Es una visión simplista. No hace falta una sentencia para ratificar una institución que, estando cuestionada en la calle, viene recogida en directivas comunitarias y en el texto vigente de la Ley de Propiedad Intelectual. La sentencia no aporta nada nuevo. Lo que sí aporta es una consecuencia negativa a las entidades de gestión al declarar el canon, en los términos regulados por el ordenamiento español, como "canon indiscriminado" y por tanto contrario a los principios del Derecho Comunitario. Aquí ganan las personas jurídicas y las empresas, a los que la sentencia excluye de pagar el canon.

Veamos ahora la posición de los usuarios. Lamentablemente, el panorama para ellos no es tan halagüeño como pudiera parecer en un principio. La sentencia del caso Padawan tiene un alcance limitado al caso enjuiciado y, aunque puede tener un valor fundamental en la aplicación de las normas y como precedente judicial, no es norma de aplicación directa. Esta sentencia será tenida en cuenta para una futura reforma de la ley pero, de momento, no ha tumbado al canon, por utilizar la jerga popular; de momento el canon se sigue pagando.

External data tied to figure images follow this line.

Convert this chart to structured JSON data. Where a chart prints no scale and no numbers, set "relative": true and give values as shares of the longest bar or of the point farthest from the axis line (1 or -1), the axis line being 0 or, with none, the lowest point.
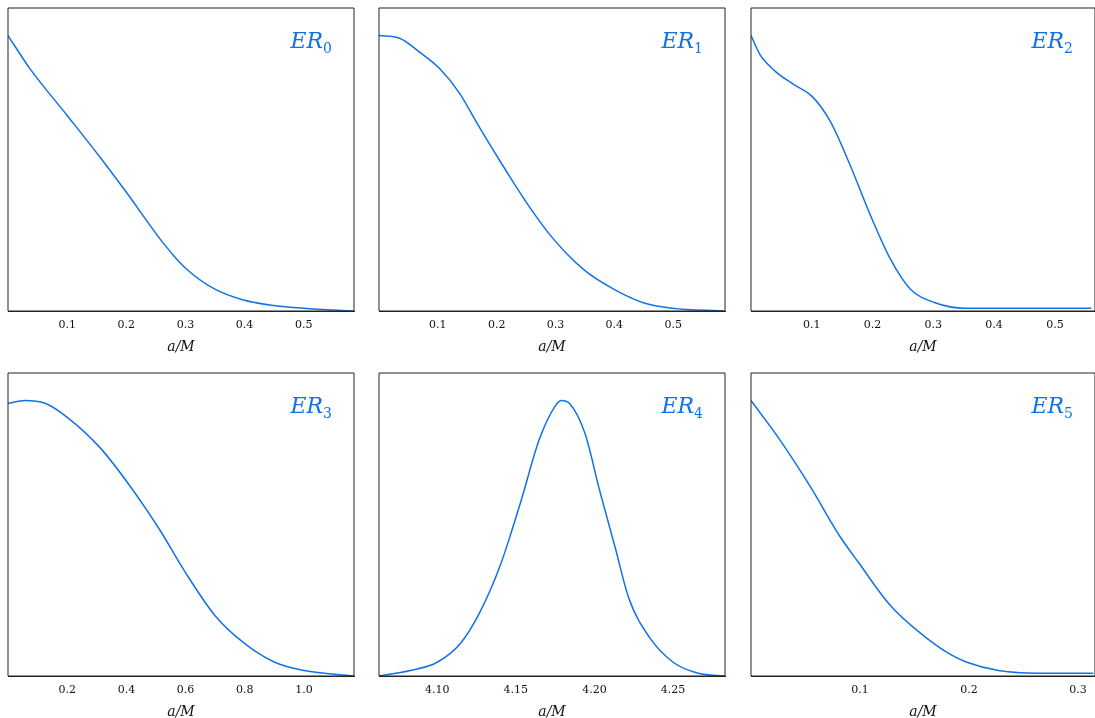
{
  "chart_data": [
    {
      "type": "line",
      "title": "ER$_{0}$",
      "xlabel": "a/M",
      "color": "#1172e6",
      "relative": true,
      "xlim": [
        0,
        0.585
      ],
      "xticks": [
        0.1,
        0.2,
        0.3,
        0.4,
        0.5
      ],
      "x": [
        0,
        0.037,
        0.1,
        0.155,
        0.197,
        0.265,
        0.298,
        0.349,
        0.398,
        0.45,
        0.5,
        0.584
      ],
      "values": [
        1,
        0.88,
        0.71,
        0.56,
        0.44,
        0.24,
        0.16,
        0.08,
        0.04,
        0.02,
        0.01,
        0
      ]
    },
    {
      "type": "line",
      "title": "ER$_{1}$",
      "xlabel": "a/M",
      "color": "#1172e6",
      "relative": true,
      "xlim": [
        0,
        0.588
      ],
      "xticks": [
        0.1,
        0.2,
        0.3,
        0.4,
        0.5
      ],
      "x": [
        0,
        0.035,
        0.069,
        0.103,
        0.137,
        0.167,
        0.204,
        0.255,
        0.297,
        0.348,
        0.398,
        0.449,
        0.498,
        0.586
      ],
      "values": [
        1,
        0.99,
        0.94,
        0.88,
        0.79,
        0.68,
        0.55,
        0.38,
        0.26,
        0.15,
        0.08,
        0.03,
        0.01,
        0
      ]
    },
    {
      "type": "line",
      "title": "ER$_{2}$",
      "xlabel": "a/M",
      "color": "#1172e6",
      "relative": true,
      "xlim": [
        0,
        0.566
      ],
      "xticks": [
        0.1,
        0.2,
        0.3,
        0.4,
        0.5
      ],
      "x": [
        0,
        0.015,
        0.04,
        0.072,
        0.1,
        0.13,
        0.163,
        0.196,
        0.229,
        0.262,
        0.303,
        0.352,
        0.41,
        0.56
      ],
      "values": [
        1,
        0.93,
        0.87,
        0.82,
        0.78,
        0.69,
        0.53,
        0.35,
        0.19,
        0.08,
        0.03,
        0.01,
        0.01,
        0.01
      ]
    },
    {
      "type": "line",
      "title": "ER$_{3}$",
      "xlabel": "a/M",
      "color": "#1172e6",
      "relative": true,
      "xlim": [
        0,
        1.169
      ],
      "xticks": [
        0.2,
        0.4,
        0.6,
        0.8,
        {
          "value": 1,
          "label": "1.0"
        }
      ],
      "x": [
        0,
        0.057,
        0.125,
        0.199,
        0.31,
        0.412,
        0.513,
        0.597,
        0.699,
        0.797,
        0.901,
        1.0,
        1.168
      ],
      "values": [
        0.99,
        1,
        0.99,
        0.94,
        0.83,
        0.69,
        0.53,
        0.38,
        0.22,
        0.12,
        0.05,
        0.02,
        0
      ]
    },
    {
      "type": "line",
      "title": "ER$_{4}$",
      "xlabel": "a/M",
      "color": "#1172e6",
      "relative": true,
      "xlim": [
        4.063,
        4.283
      ],
      "xticks": [
        {
          "value": 4.1,
          "label": "4.10"
        },
        {
          "value": 4.15,
          "label": "4.15"
        },
        {
          "value": 4.2,
          "label": "4.20"
        },
        {
          "value": 4.25,
          "label": "4.25"
        }
      ],
      "x": [
        4.063,
        4.083,
        4.1,
        4.115,
        4.127,
        4.14,
        4.153,
        4.165,
        4.175,
        4.179,
        4.184,
        4.194,
        4.203,
        4.213,
        4.222,
        4.235,
        4.25,
        4.266,
        4.283
      ],
      "values": [
        0,
        0.02,
        0.05,
        0.12,
        0.23,
        0.4,
        0.63,
        0.86,
        0.98,
        1,
        0.99,
        0.88,
        0.68,
        0.47,
        0.28,
        0.14,
        0.05,
        0.01,
        0
      ]
    },
    {
      "type": "line",
      "title": "ER$_{5}$",
      "xlabel": "a/M",
      "color": "#1172e6",
      "relative": true,
      "xlim": [
        0,
        0.3155
      ],
      "xticks": [
        0.1,
        0.2,
        0.3
      ],
      "x": [
        0,
        0.026,
        0.054,
        0.081,
        0.099,
        0.127,
        0.154,
        0.182,
        0.198,
        0.227,
        0.264,
        0.314
      ],
      "values": [
        1,
        0.86,
        0.69,
        0.51,
        0.41,
        0.26,
        0.16,
        0.08,
        0.05,
        0.02,
        0.01,
        0.01
      ]
    }
  ]
}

Desde la misma perspectiva de los usuarios, la sentencia de la Audiencia Nacional que ha anulado la Orden Ministerial que establecía los equipos gravados y los importes a aplicar, tampoco elimina el canon. La sentencia no es firme, pues cabe recurso de casación ante el Tribunal Supremo. Cabría pedir la ejecución anticipada, cosa extremo difícil por las cauciones que la Audiencia, en su caso, puede pedir y que dudamos los usuarios pudieran constituir. Por otra parte, el canon viene establecido por ley, por lo que, o se elimina por ley, o tenemos canon para bastante tiempo. ¿Esto supone que no se ha logrado nada? Evidentemente no. El Gobierno deberá legislar de nuevo ante la situación de inseguridad jurídica que se ha creado al respecto.

Desde la industria vemos todo este proceso con cierta satisfacción, al establecerse unos límites que no son otros que los previstos por las directivas comunitarias y que a nuestro juicio no se aplicaron al elaborar la orden. Nunca negamos la legitimidad del autor de obtener una compensación por el daño que la copia pueda causar a su obra, pero siempre mantuvimos que había que calcular el daño para que la compensación fuera equitativa y no meramente recaudatoria. Las sentencias comentadas nos dan la razón y habrá que obrar en consecuencia.

Creemos que se están produciendo una serie de pronunciamientos de gran calado en esta materia, que dan lugar a muchas confusiones y a una cierta inseguridad jurídica que puede provocar una mayor conflictividad judicial. Por tanto, no sería descartable e incluso deseable que el Gobierno acudiera a la figura del real decreto-ley y acometiera la profunda reforma que la institución de la copia privada viene demandando desde hace tiempo.